In 1925, Photoplay said: “Ask Harold Lloyd who gives him his biggest celluloid laugh. Ask any star. They will all say Langdon.”

Born in 1884 in Iowa, USA, he started life in medicine shows and vaudevilles. His climb to success began in 1926 with Tramp Tramp Tramp, written by Frank Capra and considered one of the finest silent film comedies of all time.

In the film, he lives with his father and they owe rent to the landlord, who threatens to throw them out. Langdon sees posters for a marathon walking race from Massachusetts to California and falls in love with the pretty girl in the poster. He enrols in the race to meet the girl (played by the not-yet famous Joan Crawford) who takes a liking to him and encourages him to run, promising to meet him in California. After many adventures and misadventures, including serving a chain gang sentence, Langdon wins the race defeating his main rival, who is, unknown to him, landlord! He wins the prize money and the pretty girl.

Langdon’s next film, The Strong Man , was directed by Capra, and was followed by Long Pants, again directed by Capra. Soon after, the duo fell out, and Langdon began to take charge of direction for which he was not well-equipped. According to Capra in his bestselling autobiography The Name Above the Title: An Autobiography , the reason was Langdon ‘discovered dames’! Wisecracks apart, Langdon’s career began to slide and he found himself a flop when movies began to talk. Though he made some talkies, they were not a patch on his silent film classics.

At the height of his career, Langdon was earning $7,500 a week, a fortune at the time. He passed away in 1944, a rich man who had his own production company.

Harold Lloyd

A legendary silent film comedian who ranks only next to Charlie Chaplin, Lloyd was not only a comedian but also director, producer, screenwriter and stunt performer. Once, while posing for the publicity shot of a movie holding what he thought was a fake bomb, it exploded and damaged his hand, and he had to use an artificial limb.

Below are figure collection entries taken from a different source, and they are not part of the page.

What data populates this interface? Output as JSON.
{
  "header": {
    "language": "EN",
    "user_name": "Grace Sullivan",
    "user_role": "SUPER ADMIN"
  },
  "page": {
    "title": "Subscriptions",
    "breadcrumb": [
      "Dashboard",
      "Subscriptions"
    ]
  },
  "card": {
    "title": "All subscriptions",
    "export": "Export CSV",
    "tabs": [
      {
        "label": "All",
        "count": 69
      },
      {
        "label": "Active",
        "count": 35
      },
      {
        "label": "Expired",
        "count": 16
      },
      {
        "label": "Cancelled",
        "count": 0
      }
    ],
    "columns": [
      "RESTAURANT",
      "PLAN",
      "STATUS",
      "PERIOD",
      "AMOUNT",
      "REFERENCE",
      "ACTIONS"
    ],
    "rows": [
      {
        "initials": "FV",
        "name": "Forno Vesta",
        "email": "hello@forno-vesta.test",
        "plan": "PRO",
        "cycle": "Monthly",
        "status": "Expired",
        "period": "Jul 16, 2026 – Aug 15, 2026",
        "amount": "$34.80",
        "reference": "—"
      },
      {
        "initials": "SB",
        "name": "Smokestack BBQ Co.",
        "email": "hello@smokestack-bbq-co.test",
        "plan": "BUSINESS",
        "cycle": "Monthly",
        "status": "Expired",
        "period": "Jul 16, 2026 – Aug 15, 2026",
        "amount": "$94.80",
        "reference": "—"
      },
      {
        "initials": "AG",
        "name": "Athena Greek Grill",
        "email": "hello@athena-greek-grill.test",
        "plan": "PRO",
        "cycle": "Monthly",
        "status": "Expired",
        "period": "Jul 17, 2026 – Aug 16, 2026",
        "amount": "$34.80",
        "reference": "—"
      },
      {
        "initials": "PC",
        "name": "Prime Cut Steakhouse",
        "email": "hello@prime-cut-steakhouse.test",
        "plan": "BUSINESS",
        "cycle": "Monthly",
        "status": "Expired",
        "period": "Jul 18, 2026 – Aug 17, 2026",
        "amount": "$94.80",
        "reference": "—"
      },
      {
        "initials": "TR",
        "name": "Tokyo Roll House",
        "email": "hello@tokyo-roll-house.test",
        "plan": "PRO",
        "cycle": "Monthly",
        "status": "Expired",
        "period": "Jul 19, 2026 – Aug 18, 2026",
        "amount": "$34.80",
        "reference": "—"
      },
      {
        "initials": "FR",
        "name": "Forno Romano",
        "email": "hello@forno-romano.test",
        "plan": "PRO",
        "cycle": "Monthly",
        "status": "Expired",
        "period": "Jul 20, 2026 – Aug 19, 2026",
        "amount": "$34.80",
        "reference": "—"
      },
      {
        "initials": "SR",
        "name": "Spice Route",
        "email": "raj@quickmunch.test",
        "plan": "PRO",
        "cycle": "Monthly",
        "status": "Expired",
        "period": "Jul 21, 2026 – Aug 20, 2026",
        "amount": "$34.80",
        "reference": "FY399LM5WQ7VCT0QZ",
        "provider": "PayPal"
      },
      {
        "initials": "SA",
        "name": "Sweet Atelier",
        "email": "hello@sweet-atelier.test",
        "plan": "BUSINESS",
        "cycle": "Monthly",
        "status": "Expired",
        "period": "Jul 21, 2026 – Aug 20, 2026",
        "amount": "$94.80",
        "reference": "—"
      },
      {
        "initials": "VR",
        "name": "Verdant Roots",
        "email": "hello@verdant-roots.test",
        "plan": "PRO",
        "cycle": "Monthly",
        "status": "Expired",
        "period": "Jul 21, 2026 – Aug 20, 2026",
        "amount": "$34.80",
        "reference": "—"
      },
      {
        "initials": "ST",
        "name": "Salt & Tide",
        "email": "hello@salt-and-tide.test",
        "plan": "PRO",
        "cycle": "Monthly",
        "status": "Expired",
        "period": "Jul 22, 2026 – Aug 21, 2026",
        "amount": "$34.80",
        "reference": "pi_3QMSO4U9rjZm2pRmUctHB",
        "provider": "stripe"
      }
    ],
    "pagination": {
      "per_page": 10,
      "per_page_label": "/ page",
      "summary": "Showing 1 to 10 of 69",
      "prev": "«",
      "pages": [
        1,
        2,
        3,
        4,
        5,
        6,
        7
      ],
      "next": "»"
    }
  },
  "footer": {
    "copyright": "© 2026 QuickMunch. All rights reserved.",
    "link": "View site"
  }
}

He was known as a ‘thrill’ comedian. What does that mean? He specialised in making movies in which he climbed walls without any support and reached the top. He did not use a double and many close-ups of his climbing served as proof to moviegoers. Of course, there was a net below and there were process screen shots (known as ‘back projection’ in Indian cinema) showing the background of the cityscape where the building was situated.

One such movie he made, Safety Last! (1923), became a huge hit, although it may not thrill moviegoers of this computer graphics age. Lloyd hanging from the hands of a clock high above the street in Safety Last! is one of the most enduring images of cinema. Safety Last! is the oldest movie listed in the American Film Institute’s 100 Years... 100 Thrills.

Lloyd wore round, black, horn-rimmed glasses with no lens, which he used to telling effect, earning the name ‘Glasses’ comedian. These became so famous they were a America, fashion statement in the 1920s. Even babies were posed wearing them and photographs taken by proud mothers!

Of his films, mention must be made of Feet First (which finds him clinging to a skyscraper in the climax), Movie Crazy, The Milky Way (a screwball movie) and The Cat’s-Paw .

Lloyd, also a founder member the American Oscar Academy, was more successful than Charlie Chaplin and earned $15.7 million compared to Chaplin’s $10.5 million. He had his own production company, and lived in great style with a palatial mansion in Beverly Hills named Greenacres, with 44 rooms, 26 bathrooms, 12 fountains, 12 gardens, and a golf course. In 1953, he received a special Academy Award for “master comedian and good citizen”. He died at the age of 77 from prostate cancer.